Total Utang Jiwasraya Capai Rp16 triliun
Sudah lebih dari setahun sejak mengumumkan tekanan likuiditas yang dialaminya, Jiwasraya masih jauh dari pulih. Saat ini total premi yang harus dibayarkan sudah jauh berlipat hingga Rp16,13 triliun dari yang sebelumnya yang hanya Rp802 miliar yang jatuh tempo pada 6 Oktober 2018.
Rincian ini berdasarkan laporan Jiwasraya kepada DPR yang dipaparkan saat Rapat Dengar Pendapat antara Jiwasraya, OJK dan Komisi XI DPR RI, Kamis (7/11).
Angka tersebut merupakan kewajiban premi yang jatuh tempo pada Oktober hingga Desember 2019 sebesar Rp12,4 triliun dan kewajiban pada 2020 yang mencapai Rp3,7 triliun. Dua belas triliun itu merupakan gabungan antara utang klaim yang sudah jatuh tempo sebanyak Rp9,87 triliun dan Liabilitas Manfaat Polis Masa Depan (LMPMD) Oktober hingga Desember 2019 sebesar Rp2,53 triliun. Ini pun dengan asumsi tidak ada nasabah korporasi yang mengalihkan portofolio.
Seluruhnya tersebar di enam bank mitra dengan rincian: Rp3,89 triliun di Bank Rakyat Indonesia, Rp 3,2 triliun dari polis yang dihimpun Standard Chartered Bank, Rp2,7 triliun di Bank Tabungan Negara, Rp2,05 triliun di KEB Hana Bank, Rp1,66 triliun di Bank QNB Indonesia, dan Rp1,47 triliun di Bank ANZ serta sisanya Rp1,37 triliun di Bank Victoria.
Angka tersebut berasal dari dana yang dihimpun 5,5 juta peserta. Termasuk di dalamnya 100 institusi BUMN dengan 3,3 juta peserta, 308 anak BUMN dengan 208 ribu peserta polis, lembaga pemerintahan sebanyak 253 ribu peserta, 745 BUMD yang memiliki 571 peserta, 2.201 institusi swasta dengan 791 ribu peserta dan 353 ribu perseorangan.

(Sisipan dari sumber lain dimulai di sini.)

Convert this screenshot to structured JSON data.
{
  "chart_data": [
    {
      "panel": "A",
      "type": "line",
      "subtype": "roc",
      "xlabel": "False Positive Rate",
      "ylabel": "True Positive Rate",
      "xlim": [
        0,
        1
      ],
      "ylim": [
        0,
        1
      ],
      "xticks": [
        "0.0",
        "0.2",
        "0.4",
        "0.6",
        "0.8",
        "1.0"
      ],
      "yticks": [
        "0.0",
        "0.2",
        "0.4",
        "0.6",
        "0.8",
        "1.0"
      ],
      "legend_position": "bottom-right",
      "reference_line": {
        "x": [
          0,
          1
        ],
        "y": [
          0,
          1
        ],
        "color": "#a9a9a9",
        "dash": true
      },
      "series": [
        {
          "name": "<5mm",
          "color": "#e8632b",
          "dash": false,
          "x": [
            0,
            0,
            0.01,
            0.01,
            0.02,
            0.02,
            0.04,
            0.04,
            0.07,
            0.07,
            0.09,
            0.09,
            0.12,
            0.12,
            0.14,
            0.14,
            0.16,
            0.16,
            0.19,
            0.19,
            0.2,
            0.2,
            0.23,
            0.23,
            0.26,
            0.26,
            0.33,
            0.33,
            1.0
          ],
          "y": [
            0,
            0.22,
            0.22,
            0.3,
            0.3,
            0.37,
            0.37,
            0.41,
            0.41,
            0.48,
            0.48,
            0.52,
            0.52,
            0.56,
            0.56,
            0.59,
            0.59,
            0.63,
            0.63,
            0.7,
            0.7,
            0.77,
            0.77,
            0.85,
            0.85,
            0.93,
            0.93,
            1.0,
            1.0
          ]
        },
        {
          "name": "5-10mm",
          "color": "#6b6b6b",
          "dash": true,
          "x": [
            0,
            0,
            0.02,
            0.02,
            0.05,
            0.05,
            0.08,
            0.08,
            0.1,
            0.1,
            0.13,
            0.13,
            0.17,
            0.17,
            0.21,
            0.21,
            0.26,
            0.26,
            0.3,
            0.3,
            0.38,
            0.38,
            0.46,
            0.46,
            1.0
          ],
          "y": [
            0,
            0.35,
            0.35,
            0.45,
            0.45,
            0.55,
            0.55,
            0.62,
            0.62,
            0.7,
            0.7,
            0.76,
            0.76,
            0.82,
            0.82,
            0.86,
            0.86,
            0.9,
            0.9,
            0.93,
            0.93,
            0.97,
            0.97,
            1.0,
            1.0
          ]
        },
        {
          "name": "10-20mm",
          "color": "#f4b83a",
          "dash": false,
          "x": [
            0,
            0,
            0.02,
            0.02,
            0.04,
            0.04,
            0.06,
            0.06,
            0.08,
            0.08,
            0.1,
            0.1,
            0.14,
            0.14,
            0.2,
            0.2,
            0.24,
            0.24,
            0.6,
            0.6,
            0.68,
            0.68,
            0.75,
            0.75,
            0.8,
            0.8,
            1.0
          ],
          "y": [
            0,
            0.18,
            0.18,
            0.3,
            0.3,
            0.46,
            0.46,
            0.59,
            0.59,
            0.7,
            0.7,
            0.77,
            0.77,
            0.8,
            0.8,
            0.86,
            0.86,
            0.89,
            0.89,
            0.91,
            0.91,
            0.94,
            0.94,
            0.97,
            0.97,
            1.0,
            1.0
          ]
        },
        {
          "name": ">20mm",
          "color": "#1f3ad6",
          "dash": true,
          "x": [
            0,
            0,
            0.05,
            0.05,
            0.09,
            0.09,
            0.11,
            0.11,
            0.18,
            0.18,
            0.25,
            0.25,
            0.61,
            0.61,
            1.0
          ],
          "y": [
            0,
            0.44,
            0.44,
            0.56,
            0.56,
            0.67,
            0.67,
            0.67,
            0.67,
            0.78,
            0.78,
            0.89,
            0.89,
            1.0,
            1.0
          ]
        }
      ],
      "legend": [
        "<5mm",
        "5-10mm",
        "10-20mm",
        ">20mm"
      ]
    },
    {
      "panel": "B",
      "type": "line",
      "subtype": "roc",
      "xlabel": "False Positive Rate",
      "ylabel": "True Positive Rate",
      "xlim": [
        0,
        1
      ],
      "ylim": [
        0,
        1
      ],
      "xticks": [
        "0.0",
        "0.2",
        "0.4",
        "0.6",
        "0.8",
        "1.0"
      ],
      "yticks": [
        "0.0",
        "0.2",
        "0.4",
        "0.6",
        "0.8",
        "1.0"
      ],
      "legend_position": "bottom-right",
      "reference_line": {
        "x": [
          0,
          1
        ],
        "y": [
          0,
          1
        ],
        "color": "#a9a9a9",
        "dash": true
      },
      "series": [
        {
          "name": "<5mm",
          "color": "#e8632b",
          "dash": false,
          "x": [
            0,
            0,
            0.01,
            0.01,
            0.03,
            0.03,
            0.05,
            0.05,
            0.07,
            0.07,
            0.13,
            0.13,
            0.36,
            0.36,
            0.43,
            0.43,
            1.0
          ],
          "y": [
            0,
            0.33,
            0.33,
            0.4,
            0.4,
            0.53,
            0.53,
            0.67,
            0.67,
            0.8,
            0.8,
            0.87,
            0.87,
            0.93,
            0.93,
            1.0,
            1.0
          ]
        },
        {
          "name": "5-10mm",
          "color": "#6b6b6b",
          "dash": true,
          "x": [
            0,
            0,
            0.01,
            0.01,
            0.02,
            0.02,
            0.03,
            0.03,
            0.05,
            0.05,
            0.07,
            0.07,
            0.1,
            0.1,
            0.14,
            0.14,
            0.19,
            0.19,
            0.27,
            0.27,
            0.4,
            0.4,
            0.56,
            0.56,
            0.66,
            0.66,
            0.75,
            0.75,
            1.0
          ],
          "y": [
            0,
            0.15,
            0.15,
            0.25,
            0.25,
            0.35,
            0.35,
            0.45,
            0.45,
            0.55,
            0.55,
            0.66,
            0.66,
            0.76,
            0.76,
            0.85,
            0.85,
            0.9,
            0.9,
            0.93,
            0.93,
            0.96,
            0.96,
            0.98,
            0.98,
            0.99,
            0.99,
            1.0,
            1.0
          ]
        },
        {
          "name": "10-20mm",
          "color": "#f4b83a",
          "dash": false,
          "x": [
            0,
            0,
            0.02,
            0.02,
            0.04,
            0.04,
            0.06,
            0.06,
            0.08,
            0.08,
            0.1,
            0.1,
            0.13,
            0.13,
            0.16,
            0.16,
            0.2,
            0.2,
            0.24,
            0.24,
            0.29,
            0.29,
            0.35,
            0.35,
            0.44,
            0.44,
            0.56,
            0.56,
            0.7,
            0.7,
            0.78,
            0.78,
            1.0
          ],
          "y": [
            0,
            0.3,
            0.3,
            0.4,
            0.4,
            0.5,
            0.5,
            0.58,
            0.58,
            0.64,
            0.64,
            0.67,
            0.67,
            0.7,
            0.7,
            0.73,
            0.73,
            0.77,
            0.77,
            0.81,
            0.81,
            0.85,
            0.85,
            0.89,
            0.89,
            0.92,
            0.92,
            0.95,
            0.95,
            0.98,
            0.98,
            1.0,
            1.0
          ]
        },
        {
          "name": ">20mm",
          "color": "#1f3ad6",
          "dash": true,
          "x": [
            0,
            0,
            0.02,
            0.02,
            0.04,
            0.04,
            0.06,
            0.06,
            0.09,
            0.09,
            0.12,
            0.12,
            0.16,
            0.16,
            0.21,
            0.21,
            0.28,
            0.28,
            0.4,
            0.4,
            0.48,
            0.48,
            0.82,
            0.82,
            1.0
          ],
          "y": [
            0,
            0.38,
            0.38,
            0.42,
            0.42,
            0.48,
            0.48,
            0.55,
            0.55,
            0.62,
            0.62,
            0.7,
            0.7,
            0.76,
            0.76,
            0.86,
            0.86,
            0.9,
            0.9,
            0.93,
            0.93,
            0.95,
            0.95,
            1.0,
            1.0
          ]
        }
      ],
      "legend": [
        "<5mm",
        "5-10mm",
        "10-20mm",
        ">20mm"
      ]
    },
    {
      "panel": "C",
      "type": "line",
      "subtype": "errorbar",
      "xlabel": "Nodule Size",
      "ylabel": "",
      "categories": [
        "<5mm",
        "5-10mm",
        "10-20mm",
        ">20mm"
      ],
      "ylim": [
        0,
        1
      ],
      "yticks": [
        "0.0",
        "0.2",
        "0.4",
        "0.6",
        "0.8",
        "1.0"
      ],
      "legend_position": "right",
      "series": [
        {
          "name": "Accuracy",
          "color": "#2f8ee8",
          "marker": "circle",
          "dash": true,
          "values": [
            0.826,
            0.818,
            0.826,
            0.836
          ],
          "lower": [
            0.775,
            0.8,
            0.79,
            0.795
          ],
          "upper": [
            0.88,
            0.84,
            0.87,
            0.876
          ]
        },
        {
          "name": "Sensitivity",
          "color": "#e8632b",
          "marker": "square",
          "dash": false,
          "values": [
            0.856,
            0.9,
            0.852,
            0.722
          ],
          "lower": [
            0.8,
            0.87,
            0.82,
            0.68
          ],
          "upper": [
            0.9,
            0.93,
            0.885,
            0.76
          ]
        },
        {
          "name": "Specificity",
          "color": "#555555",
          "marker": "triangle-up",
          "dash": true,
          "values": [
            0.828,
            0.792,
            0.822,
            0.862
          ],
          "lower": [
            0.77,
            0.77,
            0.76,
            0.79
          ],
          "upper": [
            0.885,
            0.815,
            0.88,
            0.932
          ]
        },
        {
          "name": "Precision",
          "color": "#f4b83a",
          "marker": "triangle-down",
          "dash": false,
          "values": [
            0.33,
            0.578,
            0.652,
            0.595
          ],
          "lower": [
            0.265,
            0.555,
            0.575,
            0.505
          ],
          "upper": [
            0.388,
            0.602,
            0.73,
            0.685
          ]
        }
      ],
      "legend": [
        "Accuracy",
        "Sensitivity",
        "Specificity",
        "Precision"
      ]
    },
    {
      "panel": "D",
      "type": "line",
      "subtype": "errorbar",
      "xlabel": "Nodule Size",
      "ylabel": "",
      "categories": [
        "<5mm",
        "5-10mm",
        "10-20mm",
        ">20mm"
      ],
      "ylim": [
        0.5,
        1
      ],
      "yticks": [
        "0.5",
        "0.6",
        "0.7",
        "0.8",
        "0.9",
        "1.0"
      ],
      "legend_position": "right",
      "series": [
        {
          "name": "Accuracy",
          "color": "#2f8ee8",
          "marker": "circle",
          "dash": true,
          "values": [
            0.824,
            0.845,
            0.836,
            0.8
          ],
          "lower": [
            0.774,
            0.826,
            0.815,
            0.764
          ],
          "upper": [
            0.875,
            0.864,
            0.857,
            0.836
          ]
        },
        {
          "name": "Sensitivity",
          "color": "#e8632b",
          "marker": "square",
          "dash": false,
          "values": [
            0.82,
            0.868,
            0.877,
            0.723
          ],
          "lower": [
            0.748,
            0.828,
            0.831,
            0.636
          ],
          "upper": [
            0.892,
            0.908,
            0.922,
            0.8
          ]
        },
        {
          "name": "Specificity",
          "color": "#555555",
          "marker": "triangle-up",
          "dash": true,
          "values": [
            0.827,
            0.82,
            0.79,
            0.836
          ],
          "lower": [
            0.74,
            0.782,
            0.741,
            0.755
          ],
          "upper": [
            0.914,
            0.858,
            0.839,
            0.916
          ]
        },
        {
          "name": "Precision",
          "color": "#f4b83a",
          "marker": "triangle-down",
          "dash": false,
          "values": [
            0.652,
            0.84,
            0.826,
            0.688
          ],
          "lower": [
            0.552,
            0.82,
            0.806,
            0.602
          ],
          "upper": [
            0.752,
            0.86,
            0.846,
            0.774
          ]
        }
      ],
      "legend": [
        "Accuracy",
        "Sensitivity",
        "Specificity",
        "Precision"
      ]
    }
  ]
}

“Kami percaya menaruh uang besar di sana karena ini BUMN. Kami merasa terjamin. Masa sih, negara mau ambil uang kita? Tapi ternyata sekarang begini,” keluh Hendra.
Untuk itu, dari Pokja IV sendiri menyarankan agar pemerintah juga memberi injeksi modal dalam upaya penyehatan Jiwasraya. “Ya mungkin sebagian saja kalau tidak bisa semua. Ini masalah serius dan harus segera, kalau tidak bahaya bagi iklim investasi kita,” tutup Purbaya.